Graft-vs.-host disease: GVHD is a disease in which immunologically competent donor T cells react against antigens in an immunologically depressed recipient. A major problem in allogeneic transplantation is the prevention and control of GVHD. Symptoms and signs of acute GVHD are fever; exfoliative dermatitis; hepatitis with hyperbilirubinemia; vomiting; diarrhea and abdominal pain, which may progress to an ileus; and weight loss. Although increased knowledge of the major histocompatibility complex has aided understanding of the etiology of GVHD, patients who are matched at the A, B, C, and DR loci still have a 30 to 60% incidence of GVHD. Surprisingly, a GVHD syndrome has even been reported in patients receiving syngeneic transplants (between identical twins) or autologous transplants (with their own marrow). Although the introduction of cyclosporine in the early 1980s has greatly reduced both the incidence and severity of GVHD, it continues to be the major cause of mortality and severe morbidity after allogeneic BMT.

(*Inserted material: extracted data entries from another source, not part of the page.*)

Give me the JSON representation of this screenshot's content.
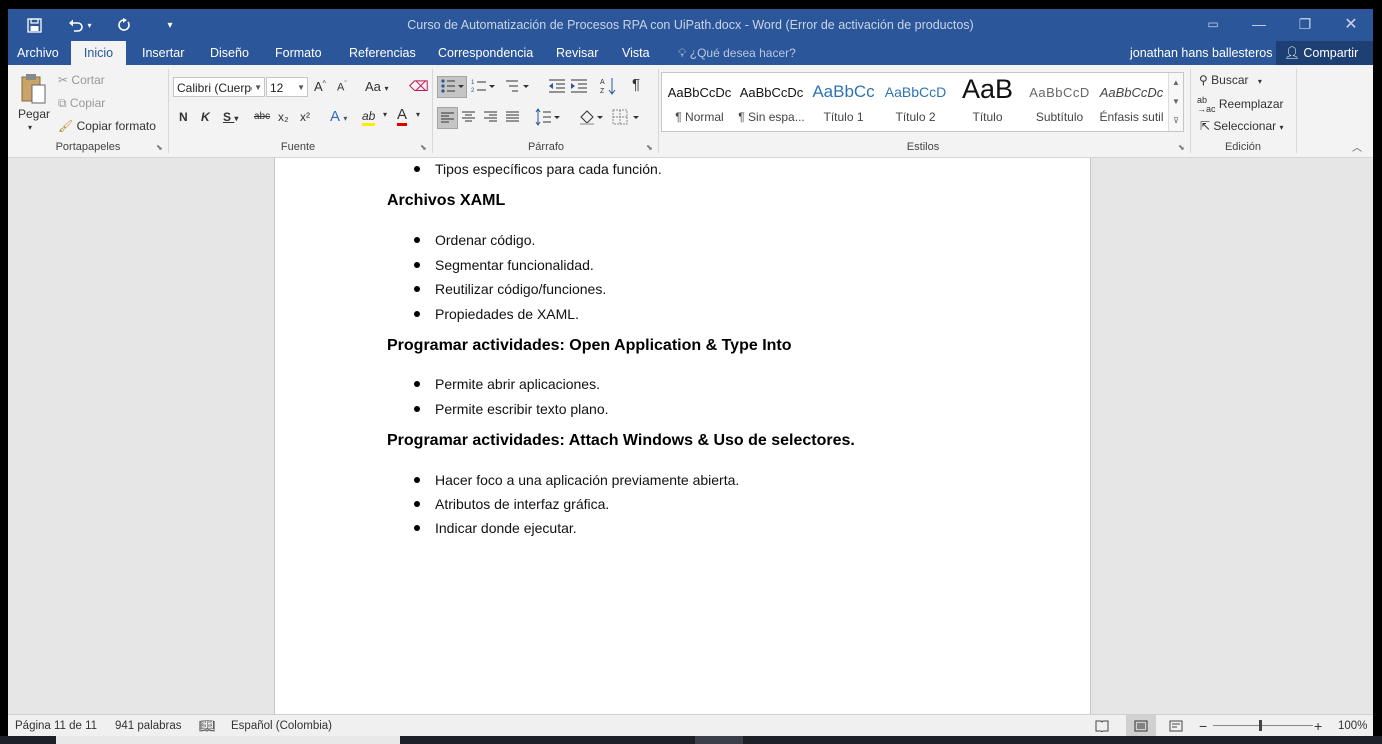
{
  "window": {
    "title": "Curso de Automatización de Procesos RPA con UiPath.docx - Word (Error de activación de productos)",
    "quick_access": {
      "save_icon": "save-icon",
      "undo_icon": "undo-icon",
      "redo_icon": "redo-icon",
      "customize_icon": "customize-qat-icon"
    },
    "controls": {
      "ribbon_display": "▭",
      "minimize": "—",
      "restore": "❐",
      "close": "✕"
    }
  },
  "tabs": [
    "Archivo",
    "Inicio",
    "Insertar",
    "Diseño",
    "Formato",
    "Referencias",
    "Correspondencia",
    "Revisar",
    "Vista"
  ],
  "active_tab": "Inicio",
  "tell_me": "¿Qué desea hacer?",
  "user_name": "jonathan hans ballesteros",
  "share_label": "Compartir",
  "ribbon": {
    "clipboard": {
      "label": "Portapapeles",
      "paste": "Pegar",
      "cut": "Cortar",
      "copy": "Copiar",
      "format_painter": "Copiar formato"
    },
    "font": {
      "label": "Fuente",
      "font_name": "Calibri (Cuerpo)",
      "font_size": "12",
      "grow": "A",
      "shrink": "A",
      "case": "Aa",
      "bold": "N",
      "italic": "K",
      "underline": "S",
      "strike": "abc",
      "subscript": "x₂",
      "superscript": "x²",
      "text_effects": "A",
      "highlight": "ab",
      "font_color": "A"
    },
    "paragraph": {
      "label": "Párrafo",
      "pilcrow": "¶"
    },
    "styles": {
      "label": "Estilos",
      "items": [
        {
          "sample": "AaBbCcDc",
          "name": "¶ Normal"
        },
        {
          "sample": "AaBbCcDc",
          "name": "¶ Sin espa..."
        },
        {
          "sample": "AaBbCc",
          "name": "Título 1"
        },
        {
          "sample": "AaBbCcD",
          "name": "Título 2"
        },
        {
          "sample": "AaB",
          "name": "Título"
        },
        {
          "sample": "AaBbCcD",
          "name": "Subtítulo"
        },
        {
          "sample": "AaBbCcDc",
          "name": "Énfasis sutil"
        }
      ]
    },
    "editing": {
      "label": "Edición",
      "find": "Buscar",
      "replace": "Reemplazar",
      "select": "Seleccionar"
    }
  },
  "document": {
    "blocks": [
      {
        "type": "bullet",
        "text": "Tipos específicos para cada función."
      },
      {
        "type": "heading",
        "text": "Archivos XAML"
      },
      {
        "type": "bullet",
        "text": "Ordenar código."
      },
      {
        "type": "bullet",
        "text": "Segmentar funcionalidad."
      },
      {
        "type": "bullet",
        "text": "Reutilizar código/funciones."
      },
      {
        "type": "bullet",
        "text": "Propiedades de XAML."
      },
      {
        "type": "heading",
        "text": "Programar actividades: Open Application & Type Into"
      },
      {
        "type": "bullet",
        "text": "Permite abrir aplicaciones."
      },
      {
        "type": "bullet",
        "text": "Permite escribir texto plano."
      },
      {
        "type": "heading",
        "text": "Programar actividades: Attach Windows & Uso de selectores."
      },
      {
        "type": "bullet",
        "text": "Hacer foco a una aplicación previamente abierta."
      },
      {
        "type": "bullet",
        "text": "Atributos de interfaz gráfica."
      },
      {
        "type": "bullet",
        "text": "Indicar donde ejecutar."
      }
    ]
  },
  "status_bar": {
    "page": "Página 11 de 11",
    "words": "941 palabras",
    "language": "Español (Colombia)",
    "zoom": "100%"
  }
}
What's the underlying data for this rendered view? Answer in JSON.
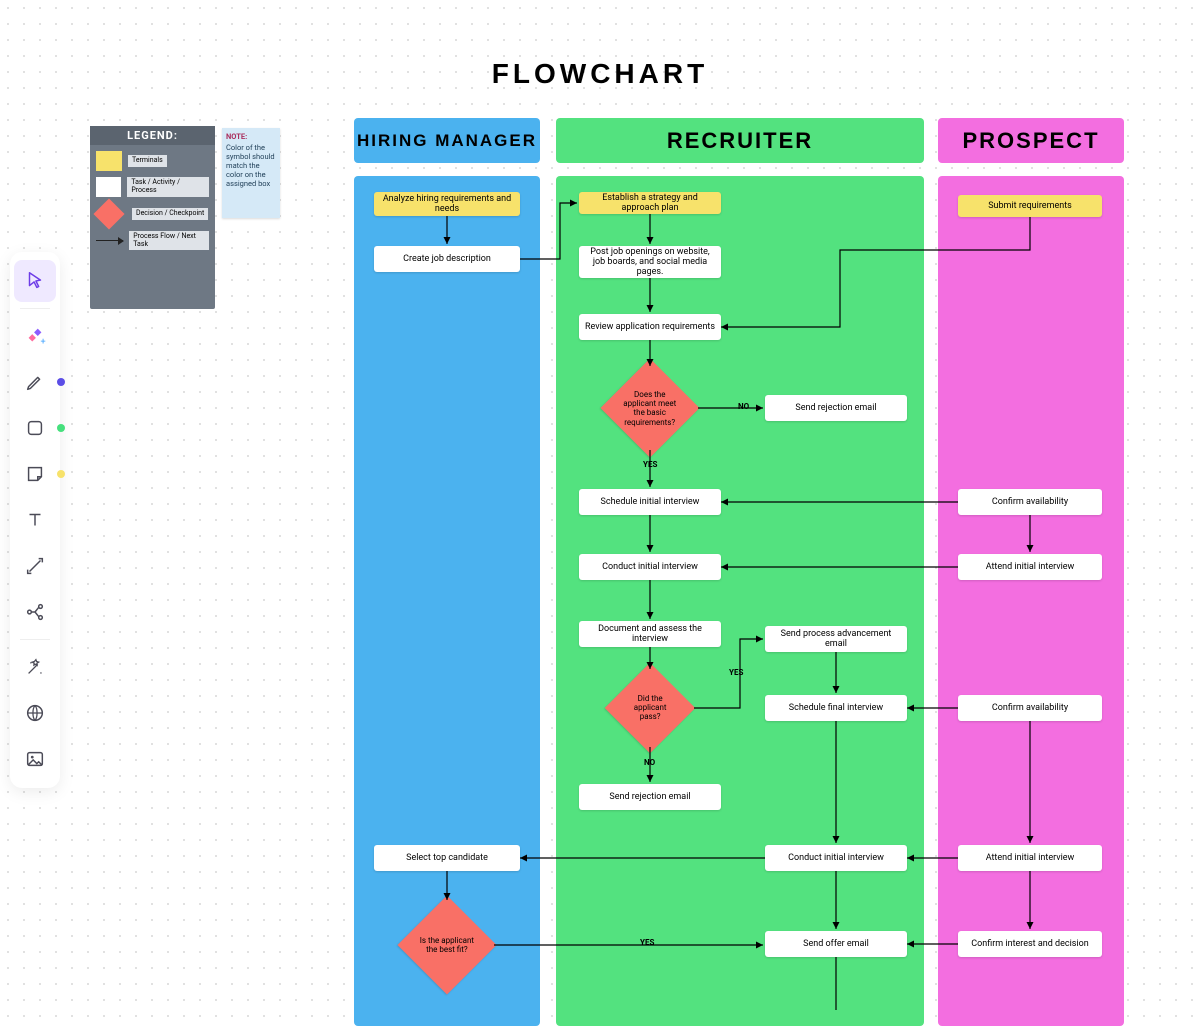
{
  "title": "FLOWCHART",
  "lanes": {
    "hiring_manager": "HIRING MANAGER",
    "recruiter": "RECRUITER",
    "prospect": "PROSPECT"
  },
  "legend": {
    "title": "LEGEND:",
    "items": {
      "terminals": "Terminals",
      "task": "Task / Activity / Process",
      "decision": "Decision / Checkpoint",
      "flow": "Process Flow / Next Task"
    }
  },
  "note": {
    "heading": "NOTE:",
    "body": "Color of the symbol should match the color on the assigned box"
  },
  "nodes": {
    "hm_analyze": "Analyze hiring requirements and needs",
    "hm_createjd": "Create job description",
    "rc_strategy": "Establish a strategy and approach plan",
    "rc_post": "Post job openings on website, job boards, and social media pages.",
    "rc_review": "Review application requirements",
    "rc_dec_basic": "Does the applicant meet the basic requirements?",
    "rc_rej1": "Send rejection email",
    "rc_sched1": "Schedule initial interview",
    "rc_conduct1": "Conduct initial interview",
    "rc_doc": "Document and assess the interview",
    "rc_dec_pass": "Did the applicant pass?",
    "rc_advance": "Send process advancement email",
    "rc_sched2": "Schedule final interview",
    "rc_conduct2": "Conduct initial interview",
    "rc_rej2": "Send rejection email",
    "rc_offer": "Send offer email",
    "pr_submit": "Submit requirements",
    "pr_conf1": "Confirm availability",
    "pr_attend1": "Attend initial interview",
    "pr_conf2": "Confirm availability",
    "pr_attend2": "Attend initial interview",
    "pr_conf3": "Confirm interest and decision",
    "hm_select": "Select top candidate",
    "hm_dec_fit": "Is the applicant the best fit?"
  },
  "edge_labels": {
    "no1": "NO",
    "yes1": "YES",
    "yes2": "YES",
    "no2": "NO",
    "yes3": "YES"
  }
}
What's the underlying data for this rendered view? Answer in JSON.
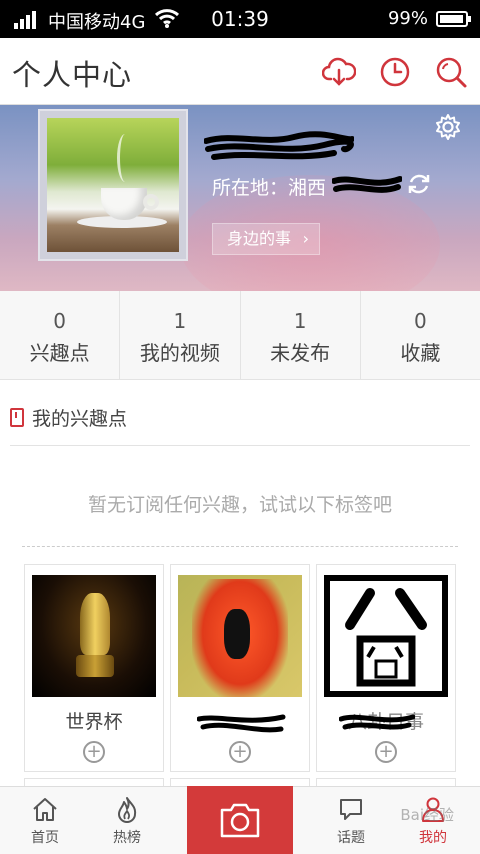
{
  "status_bar": {
    "carrier": "中国移动4G",
    "time": "01:39",
    "battery": "99%"
  },
  "header": {
    "title": "个人中心",
    "icons": [
      "cloud-download-icon",
      "clock-icon",
      "search-icon"
    ],
    "accent": "#d0353c"
  },
  "profile": {
    "location_label": "所在地：湘西",
    "nearby_label": "身边的事",
    "nearby_chevron": "›"
  },
  "stats": [
    {
      "value": "0",
      "label": "兴趣点"
    },
    {
      "value": "1",
      "label": "我的视频"
    },
    {
      "value": "1",
      "label": "未发布"
    },
    {
      "value": "0",
      "label": "收藏"
    }
  ],
  "interests": {
    "section_title": "我的兴趣点",
    "empty_hint": "暂无订阅任何兴趣，试试以下标签吧",
    "tags": [
      {
        "name": "世界杯",
        "add": "+"
      },
      {
        "name": "",
        "add": "+"
      },
      {
        "name": "八卦日事",
        "add": "+"
      }
    ]
  },
  "tabbar": {
    "tabs": [
      {
        "label": "首页",
        "icon": "home-icon"
      },
      {
        "label": "热榜",
        "icon": "flame-icon"
      },
      {
        "label": "话题",
        "icon": "chat-bubble-icon"
      },
      {
        "label": "我的",
        "icon": "person-icon"
      }
    ],
    "camera_icon": "camera-icon",
    "active_color": "#d0353c",
    "camera_color": "#d33a3a"
  },
  "watermark": "Bai经验"
}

About 1/3 to 1/2 of BMT recipients develop a more indolent chronic form of GVHD. Although the skin, liver, and gut remain the organs primarily affected, other areas of involvement (eg, joint, lung) are also noted. Interestingly, bronchiolitis obliterans similar to that seen after lung transplantation can occur. Ultimately, 20 to 40% of the patients die of complications associated with GVHD, the incidence being higher when donor marrow is not from an HLA-identical sibling. In patients without chronic sequelae of GVHD, all immunosuppression can be stopped 6 mo after BMT, making late complications rare in these patients, in contrast with the continued need for immunosuppressants and resulting complications in solid organ transplant recipients.

One area of active clinical research aimed at reducing the incidence of GVHD has been the removal of T cells from the donor marrow with monoclonal antibodies, using the rosetting technique, or mechanical separation before reinfusion of the marrow. T-cell depletion has been very effective in decreasing both the incidence and severity of GVHD; however, the incidences of engraftment failure and relapse are increased. A possible explanation is that the cytokines generated in the graft-vs.-host reaction promote stem cell multiplication and maturation necessary for engraftment. Patients who develop GVHD have significantly lower relapse rates, suggesting that T cells responsible for GVHD are probably involved in a graft-vs.-leukemia effect. Other agents used to prevent or treat GVHD include methotrexate, corticosteroids, ATG, and monoclonal antibodies against antigens expressed on mature T cells.

GVHD may also follow blood transfusions in exceptional cases, since even small numbers of donor T cells can induce this reaction. Such situations include intrauterine fetal blood transfusions and transfusions in immunodepressed patients (eg, BMT recipients, leukemia, lymphoma, neuroblastoma, Hodgkin's and non-Hodgkin's lymphoma). Blood products to be given to patients at risk should be irradiated to prevent development of GVHD (see in Ch. 129).

Infection: Following the preparative regimen for BMT, the WBC count can take 2 to 3 wk to recover. During this time, patients are very susceptible to infections. Acyclovir prophylaxis has dramatically decreased the risk of herpes simplex infections during this time. Even after engraftment, patients continue to be immunocompromised and at risk for infections because of the drugs used to treat GVHD. A worrisome late infection is cytomegalovirus interstitial pneumonitis, which generally occurs 40 to 60 days after transplantation. Patients present with tachypnea, dyspnea, hypoxemia, and a chest x-ray with bilateral pulmonary infiltrates. The mortality rate of cytomegalovirus interstitial pneumonitis was 80 to 90%, but treatment with ganciclovir and passive immunity with immunoglobulin has decreased the mortality rate to about 25 to 40%. Patients are also at risk of developing pneumocystis pneumonia, but prophylactic use of trimethoprim-sulfamethoxazole has dramatically decreased the incidence of this infection.